Luis Landero es de los pocos escritores cuyos trabajos todavía aguardo con ilusión. El “todavía” obedece al plus de escepticismo que nos cuela la vida en cada tarta de cumpleaños, así como al sustrato de decepcionantes lecturas en las que malgastamos dinero y tiempo quienes aún preferimos la calidez de un libro, ese reconfortante cubil –por emplear palabras contextuales del maestro- a las idiotizantes distracciones con que tratan de embaucarnos la tele, el ordenador o cierta gente. La idiotizante –o no- opción de la palpitante calle sería harina de otro costal que también encuentra acomodo entre las páginas de este libro formidable.

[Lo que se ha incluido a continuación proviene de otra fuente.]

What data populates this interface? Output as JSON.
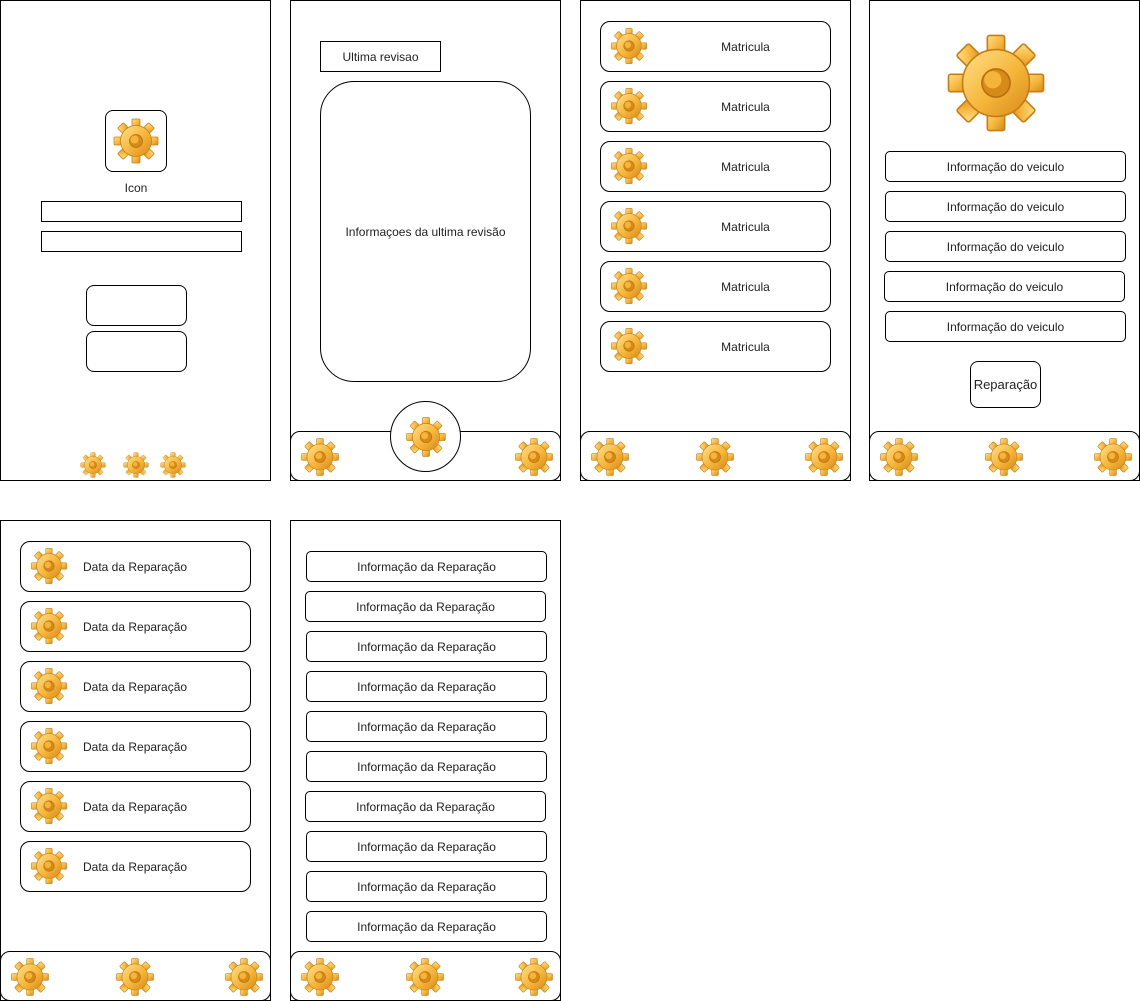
{
  "screen1": {
    "icon_label": "Icon"
  },
  "screen2": {
    "last_review_button": "Ultima revisao",
    "last_review_info": "Informaçoes da ultima revisão"
  },
  "screen3": {
    "items": [
      "Matricula",
      "Matricula",
      "Matricula",
      "Matricula",
      "Matricula",
      "Matricula"
    ]
  },
  "screen4": {
    "items": [
      "Informação do veiculo",
      "Informação do veiculo",
      "Informação do veiculo",
      "Informação do veiculo",
      "Informação do veiculo"
    ],
    "repair_button": "Reparação"
  },
  "screen5": {
    "items": [
      "Data da Reparação",
      "Data da Reparação",
      "Data da Reparação",
      "Data da Reparação",
      "Data da Reparação",
      "Data da Reparação"
    ]
  },
  "screen6": {
    "items": [
      "Informação da Reparação",
      "Informação da Reparação",
      "Informação da Reparação",
      "Informação da Reparação",
      "Informação da Reparação",
      "Informação da Reparação",
      "Informação da Reparação",
      "Informação da Reparação",
      "Informação da Reparação",
      "Informação da Reparação"
    ]
  },
  "icons": {
    "gear": "gear-icon"
  },
  "colors": {
    "gear_light": "#FFD36E",
    "gear_mid": "#F5B53A",
    "gear_dark": "#D68A18"
  }
}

Y, a mi entender, Landero es de los novelistas que nunca decepcionan porque te lleve donde te lleve el viaje es siempre placentero: antes incluso de ponernos en camino, de averiguar rumbo, presentimos lo que nunca se echa en falta: el prodigio de sus “palabras malabares”, hipnóticas pero rigurosamente portadoras, el esplendor de su español suntuoso, el magisterio técnico de que hace gala para administrar una melancolía incesante y frugal, consentidora con la emoción pero refractaria al efectismo.

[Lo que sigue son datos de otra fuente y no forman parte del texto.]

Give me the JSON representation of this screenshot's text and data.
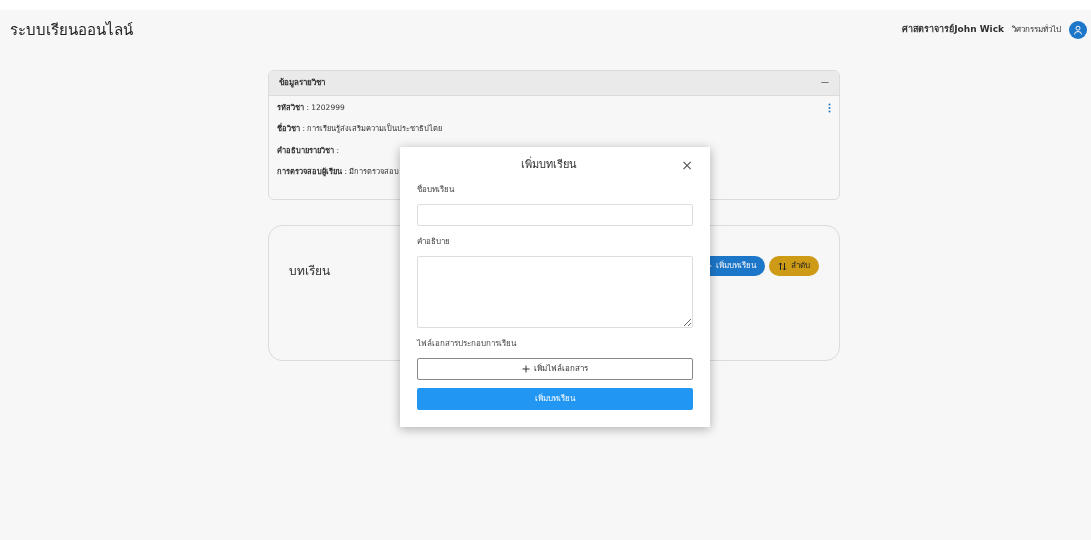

El balcón en invierno es un receso en la travesía literaria de Landero, un excepcional ejercicio de metaliteratura, un desvío de la ficción en pleno proceso creativo para reencontrarse con las personas que el escritor ha sido antes de convertirse en la que es, un paseo retrospectivo sin brújula, obedeciendo al espontáneo llamado de las voces del pasado, al afán de remansar un poco el tiempo que se desangra en el correr de los días y de las letras, satisfaciendo el capricho de rescatar un hábitat geográfico y sentimental para la modesta parcela de posteridad que sobreviva al destrozo del olvido.
Y qué bien conoce Landero el oficio. Porque nos deja con ganas de verle trascender un poco más, de extrapolar su verdad a las verdades compartidas, de remontar por encima de lo biográfico hacia cumbres borrascosas que a todos nos abarquen. Sabe que no puede ni debe hacerlo, que ya se anduvo y se andará esa senda al resguardo de interpuestos personajes. No hallaremos aquí la frondosidad de otras novelas suyas, más bien lúcidos esbozos, luminosas bifurcaciones entrevistas por el lector, evocadoras anécdotas que merodean por el humor, la culpa y la nostalgia. El balcón es la frontera entre el mundo de afuera y la fortaleza interior, el baluarte tras el que se atrinchera el narrador para exteriorizarse con garantías, para exponer al mundo una vida que no deje de ser novela.
De esta embriagadora recopilación de recuerdos, fantasías y vivencias, servida con atemperada emoción y ennoblecida con la gracia de una hechizante nostalgia, elijo el capítulo 6, de título Ignominia, el cual leí en irreprimible actitud reverencial, casi con sigilo de iglesia, como temiendo violentar una intimidad indebidamente invadida. El capítulo 15, Una mano amiga por el hombro, merece también mención aparte por cuanto tiene de bisagra entre aquel narrador en ciernes de urdimbre campesina y el señor que acaba de publicar esto que nos traemos entre manos, por cuanto tiene de deudora gratitud hacia esas presencias aparentemente periféricas en nuestras vidas que acaban por ser determinantes.
Invito encarecidamente al personal a albergarse durante unas horas en este balcón landeriano, bajo las luces que él mismo ha dejado deliberadamente a medio gas para instarnos a releer, al auspicio de este trémulo alumbrado, sus novelas anteriores y para discernir mejor las venideras.
El libro es absolutamente brutal. Excelente. Estoy de acuerdo con todo lo que dices.Te felicito, gran reseña para uno de los grandes.